Record early voting in the runoffs means the pressure is on for the G.O.P. to turn out their voters at the polls this Tuesday.

“We have never seen anything like this in American history,” said Charles Bullock, a political science professor at University of Georgia.

With the high-stakes of these races, the final moments of the campaign drew President Donald Trump, Vice President Mike Pence and Senator Ted Cruz to campaign in Georgia.

President-elect Joe Biden and Vice-president-elect Kamala Harris also made a closing pitch to Democratic voters.

“When you’re talking about an election that everybody expects is going to be this close then they’re probably talking about just mobilizing just thousands of people and that might make the difference,” said Bullock.

Polls show the race between Republican Senator David Perdue and Democratic challenger Jon Ossoff within the margin of error. Republican Senator Kelly Loeffler and Democratic candidate Raphael Warnock are neck-and-neck.

Professor Bullock predicted only two possible outcomes: either both seats stay red, or both seats flip blue. “What most voters do now is they vote their party lines,” he said, “we don’t have a whole lot of split-ticket voting.”
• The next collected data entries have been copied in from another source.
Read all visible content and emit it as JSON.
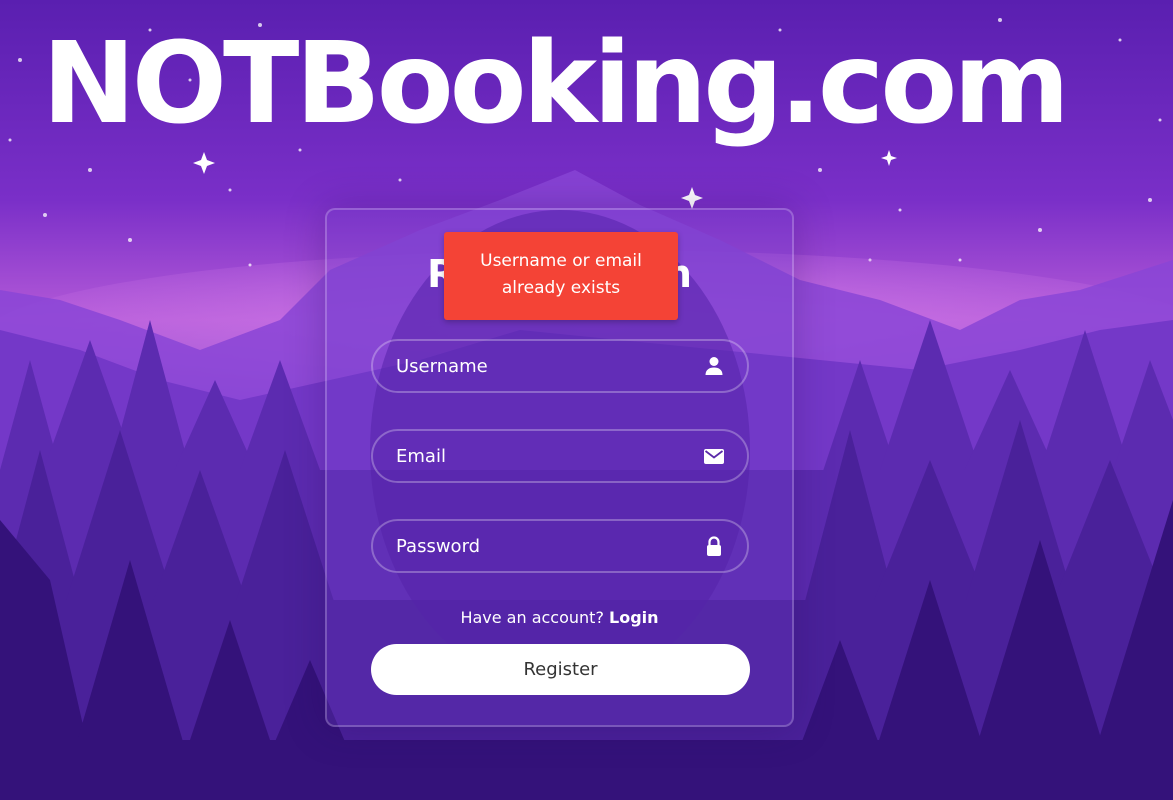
{
  "brand": {
    "title": "NOTBooking.com"
  },
  "form": {
    "title": "Registration",
    "error_toast": "Username or email already exists",
    "fields": [
      {
        "placeholder": "Username",
        "icon": "user-icon"
      },
      {
        "placeholder": "Email",
        "icon": "envelope-icon"
      },
      {
        "placeholder": "Password",
        "icon": "lock-icon"
      }
    ],
    "have_account_text": "Have an account?",
    "login_link": "Login",
    "register_button": "Register"
  },
  "colors": {
    "toast_background": "#f44336",
    "button_background": "#ffffff",
    "button_text": "#333333"
  }
}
In Washington, Democrats hold a slim majority in the U.S. House, so an incoming Biden administration would find it much easier to get its agenda through if the party wins both Senate races in Georgia.

The majority also steers committee assignments and agendas for hearings. But, even with the majority, Democrats wouldn’t be able to simply ram its agenda through. Most bills would still require buy-in from at least 10 Republicans.

“It’s going to be better for the Democrats, better for the Biden administration to have control of the Senate, but it wouldn’t be easy sledding,” said Bullock.

Regardless of what happens in Georgia Tuesday night, both the House and Senate will be split very close to 50-50, and lawmakers, Republican and Democrat, said that will likely forces both parties to work together.

Polls close in Georgia at seven p.m. Tuesday night. Those in line to vote by that time will be able to cast their ballots.